The Untold Truth Of The Birdman Of Alcatraz

"Alcatraz," said Thomas E. Gaddis, was the federal prison "with a name like the blare of a trombone ... a black molar in the jawbone of the nation's prison system." And he should know, because he's the author who gave us the 1955 book The Birdman of Alcatraz. That name — Alcatraz — has a much better ring to it than, say, Leavenworth. Or McNeil Island. Both were federal prisons, and both homes of Robert E. Stroud. Biography tells us that Stroud was convicted of manslaughter at 19 and first-degree murder of a prison guard at 26, sentenced to hang but commuted to life imprisonment instead. Stroud was the Birdman in question, a man who ultimately spent 54 of his 73 years in various federal prisons. He shot and killed a man in Alaska for assaulting a woman who may have been Stroud's girlfriend, but quite possibly a prostitute for whom Stroud was pimping. He was sent to McNeil Island in Washington State, but frequent assaults, both combative and sexual, sent Stroud to Leavenworth, Kansas, for some 30 years, and solitary confinement.
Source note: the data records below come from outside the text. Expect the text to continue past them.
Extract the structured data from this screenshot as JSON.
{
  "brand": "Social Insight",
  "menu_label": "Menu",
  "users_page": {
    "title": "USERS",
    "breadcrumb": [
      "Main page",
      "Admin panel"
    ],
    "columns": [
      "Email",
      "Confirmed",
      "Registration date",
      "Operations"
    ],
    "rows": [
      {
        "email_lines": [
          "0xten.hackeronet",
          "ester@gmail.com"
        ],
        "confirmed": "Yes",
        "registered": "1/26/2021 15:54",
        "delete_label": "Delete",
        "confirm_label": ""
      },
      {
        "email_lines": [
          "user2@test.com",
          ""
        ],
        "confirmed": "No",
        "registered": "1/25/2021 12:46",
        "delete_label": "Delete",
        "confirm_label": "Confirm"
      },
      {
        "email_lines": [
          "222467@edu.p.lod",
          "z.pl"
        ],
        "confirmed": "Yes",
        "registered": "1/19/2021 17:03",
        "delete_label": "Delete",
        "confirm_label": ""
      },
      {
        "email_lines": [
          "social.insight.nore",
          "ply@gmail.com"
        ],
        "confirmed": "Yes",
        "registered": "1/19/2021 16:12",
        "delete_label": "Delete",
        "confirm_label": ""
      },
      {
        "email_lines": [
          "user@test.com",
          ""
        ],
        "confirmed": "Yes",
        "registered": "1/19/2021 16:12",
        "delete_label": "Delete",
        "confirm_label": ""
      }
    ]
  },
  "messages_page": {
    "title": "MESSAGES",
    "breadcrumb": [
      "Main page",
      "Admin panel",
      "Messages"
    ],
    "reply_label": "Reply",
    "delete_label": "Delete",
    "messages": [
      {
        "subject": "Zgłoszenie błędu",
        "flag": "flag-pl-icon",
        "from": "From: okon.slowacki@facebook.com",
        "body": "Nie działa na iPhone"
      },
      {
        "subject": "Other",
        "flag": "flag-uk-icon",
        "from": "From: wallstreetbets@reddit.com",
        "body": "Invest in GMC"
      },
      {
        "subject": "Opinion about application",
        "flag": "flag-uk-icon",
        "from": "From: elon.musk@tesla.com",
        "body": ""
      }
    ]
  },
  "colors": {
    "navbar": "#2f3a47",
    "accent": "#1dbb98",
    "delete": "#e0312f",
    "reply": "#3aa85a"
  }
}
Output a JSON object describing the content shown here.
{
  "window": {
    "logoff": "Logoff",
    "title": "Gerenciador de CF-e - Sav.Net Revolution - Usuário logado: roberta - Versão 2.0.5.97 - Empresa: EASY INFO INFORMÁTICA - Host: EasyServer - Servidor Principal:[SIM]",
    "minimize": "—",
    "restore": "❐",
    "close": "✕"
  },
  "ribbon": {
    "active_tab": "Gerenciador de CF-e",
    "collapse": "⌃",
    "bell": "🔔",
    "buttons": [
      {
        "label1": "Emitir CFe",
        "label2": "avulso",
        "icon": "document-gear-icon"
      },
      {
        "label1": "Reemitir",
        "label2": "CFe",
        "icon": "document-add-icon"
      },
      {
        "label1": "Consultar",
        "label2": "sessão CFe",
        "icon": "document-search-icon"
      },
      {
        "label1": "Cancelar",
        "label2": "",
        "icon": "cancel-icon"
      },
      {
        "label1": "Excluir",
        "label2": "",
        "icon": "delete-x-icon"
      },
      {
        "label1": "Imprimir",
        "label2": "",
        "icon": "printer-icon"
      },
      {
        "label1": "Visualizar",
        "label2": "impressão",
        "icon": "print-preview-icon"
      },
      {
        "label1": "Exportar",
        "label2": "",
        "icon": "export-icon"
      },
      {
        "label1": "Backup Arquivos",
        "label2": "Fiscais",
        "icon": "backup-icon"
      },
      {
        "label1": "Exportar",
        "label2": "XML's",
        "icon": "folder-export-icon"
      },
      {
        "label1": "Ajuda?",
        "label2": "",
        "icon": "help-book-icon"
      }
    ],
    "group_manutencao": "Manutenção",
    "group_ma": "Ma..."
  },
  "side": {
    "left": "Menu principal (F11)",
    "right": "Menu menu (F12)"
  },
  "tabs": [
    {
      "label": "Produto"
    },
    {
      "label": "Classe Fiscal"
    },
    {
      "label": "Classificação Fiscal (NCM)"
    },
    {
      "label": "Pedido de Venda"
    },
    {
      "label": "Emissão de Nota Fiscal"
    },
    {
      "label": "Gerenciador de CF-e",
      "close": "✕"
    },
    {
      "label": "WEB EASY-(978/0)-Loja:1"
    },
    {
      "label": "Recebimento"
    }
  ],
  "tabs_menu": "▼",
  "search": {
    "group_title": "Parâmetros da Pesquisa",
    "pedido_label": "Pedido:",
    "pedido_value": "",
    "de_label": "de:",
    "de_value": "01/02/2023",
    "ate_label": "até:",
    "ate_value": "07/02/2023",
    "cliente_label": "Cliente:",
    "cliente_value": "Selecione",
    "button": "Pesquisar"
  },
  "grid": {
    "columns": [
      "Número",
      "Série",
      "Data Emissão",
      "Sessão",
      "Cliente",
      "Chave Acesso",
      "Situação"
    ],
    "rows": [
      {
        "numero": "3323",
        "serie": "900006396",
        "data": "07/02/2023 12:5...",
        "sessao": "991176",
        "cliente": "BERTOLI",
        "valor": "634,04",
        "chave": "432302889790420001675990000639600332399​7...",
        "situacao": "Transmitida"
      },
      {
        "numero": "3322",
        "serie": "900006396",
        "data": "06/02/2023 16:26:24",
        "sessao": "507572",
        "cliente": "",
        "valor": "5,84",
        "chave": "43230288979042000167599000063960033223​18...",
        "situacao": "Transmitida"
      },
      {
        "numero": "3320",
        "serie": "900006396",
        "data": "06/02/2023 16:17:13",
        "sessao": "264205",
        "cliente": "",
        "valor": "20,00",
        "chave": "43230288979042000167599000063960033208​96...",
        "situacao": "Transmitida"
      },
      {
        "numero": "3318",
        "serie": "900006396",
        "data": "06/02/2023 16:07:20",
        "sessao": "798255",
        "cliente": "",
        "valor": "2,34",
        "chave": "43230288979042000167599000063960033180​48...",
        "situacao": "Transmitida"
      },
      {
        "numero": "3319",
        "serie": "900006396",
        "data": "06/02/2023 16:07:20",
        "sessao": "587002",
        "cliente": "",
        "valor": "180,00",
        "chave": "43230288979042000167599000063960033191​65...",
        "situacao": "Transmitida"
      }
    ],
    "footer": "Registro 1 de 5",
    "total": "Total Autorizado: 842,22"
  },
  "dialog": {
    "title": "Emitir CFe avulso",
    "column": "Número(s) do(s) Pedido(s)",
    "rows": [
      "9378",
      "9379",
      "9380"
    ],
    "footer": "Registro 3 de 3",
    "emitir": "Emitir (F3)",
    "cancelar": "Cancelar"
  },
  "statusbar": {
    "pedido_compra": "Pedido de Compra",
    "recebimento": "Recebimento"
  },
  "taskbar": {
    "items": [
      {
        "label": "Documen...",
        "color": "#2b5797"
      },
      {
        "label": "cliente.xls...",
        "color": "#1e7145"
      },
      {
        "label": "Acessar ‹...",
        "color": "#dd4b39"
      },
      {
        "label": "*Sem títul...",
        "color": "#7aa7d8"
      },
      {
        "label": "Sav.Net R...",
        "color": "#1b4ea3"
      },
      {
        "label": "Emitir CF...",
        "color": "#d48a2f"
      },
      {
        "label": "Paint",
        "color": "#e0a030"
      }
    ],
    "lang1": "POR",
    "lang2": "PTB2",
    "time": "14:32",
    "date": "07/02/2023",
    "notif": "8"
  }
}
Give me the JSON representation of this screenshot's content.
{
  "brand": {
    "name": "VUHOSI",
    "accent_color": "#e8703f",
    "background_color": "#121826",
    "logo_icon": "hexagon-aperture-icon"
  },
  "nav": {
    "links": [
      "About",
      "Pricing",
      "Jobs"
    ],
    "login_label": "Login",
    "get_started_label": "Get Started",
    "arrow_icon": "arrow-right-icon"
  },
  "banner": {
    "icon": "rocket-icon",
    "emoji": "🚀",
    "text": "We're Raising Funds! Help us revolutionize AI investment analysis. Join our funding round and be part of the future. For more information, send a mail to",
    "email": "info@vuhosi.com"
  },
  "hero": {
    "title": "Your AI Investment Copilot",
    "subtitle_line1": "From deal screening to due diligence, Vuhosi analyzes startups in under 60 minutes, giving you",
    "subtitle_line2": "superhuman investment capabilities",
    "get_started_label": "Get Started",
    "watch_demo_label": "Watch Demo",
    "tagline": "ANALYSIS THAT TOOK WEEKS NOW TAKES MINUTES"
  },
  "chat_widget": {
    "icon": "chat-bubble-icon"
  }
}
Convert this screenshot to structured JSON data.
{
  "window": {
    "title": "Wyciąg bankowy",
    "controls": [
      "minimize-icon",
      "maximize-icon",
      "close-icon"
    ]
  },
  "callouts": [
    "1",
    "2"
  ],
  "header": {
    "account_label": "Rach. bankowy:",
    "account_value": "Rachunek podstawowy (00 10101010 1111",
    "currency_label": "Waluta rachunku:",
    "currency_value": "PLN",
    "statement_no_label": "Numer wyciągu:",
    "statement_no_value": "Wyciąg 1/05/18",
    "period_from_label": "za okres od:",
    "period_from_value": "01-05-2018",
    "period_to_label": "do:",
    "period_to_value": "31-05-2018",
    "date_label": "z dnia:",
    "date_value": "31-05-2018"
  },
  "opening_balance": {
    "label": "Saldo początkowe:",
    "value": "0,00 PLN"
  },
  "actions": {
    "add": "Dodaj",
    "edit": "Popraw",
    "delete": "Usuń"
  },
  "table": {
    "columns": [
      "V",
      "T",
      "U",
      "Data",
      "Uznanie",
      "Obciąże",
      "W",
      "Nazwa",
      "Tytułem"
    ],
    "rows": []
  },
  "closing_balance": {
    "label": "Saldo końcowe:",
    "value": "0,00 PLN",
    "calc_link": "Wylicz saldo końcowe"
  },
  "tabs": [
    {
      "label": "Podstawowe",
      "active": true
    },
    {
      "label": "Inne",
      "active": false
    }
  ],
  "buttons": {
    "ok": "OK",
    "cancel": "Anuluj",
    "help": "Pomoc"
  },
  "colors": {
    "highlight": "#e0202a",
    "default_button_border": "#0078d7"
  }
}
Robert Stroud in Alcatraz, without birds

It was at Leavenworth that he found a nest of sparrows in the prison exercise yard and began to study birds. He acquired canaries and became a self-taught expert on diseases affecting the birds. Eventually, Stroud wrote two books on the subject, and developed medicines for the treatment of various bird diseases – remarkable in itself, since his formal education stopped at third grade. His canary "business" grew to take over a second cell, and at one point prison authorities discovered he was using lab equipment to distill alcohol. That led to his transfer to Alcatraz (former home of Al Capone) – without his birds or equipment. He spent his time there writing a history of the federal penal system and his autobiography, neither published during his lifetime. Gaddis wrote Birdman in 1955, and 1962's movie version saw Burt Lancaster playing Stroud as a man struggling to maintain his dignity while incarcerated. Stroud never got to read the book or see the movie; whether he was dignified or not, prison officials considered him violent and a dangerous sexual predator. In 1959, Stroud was transferred yet again, to the Medical Center for Federal Prisoners in Springfield, Missouri, where he died in 1963.

You have to admit, "Alcatraz" just has better ring to it than "Leavenworth."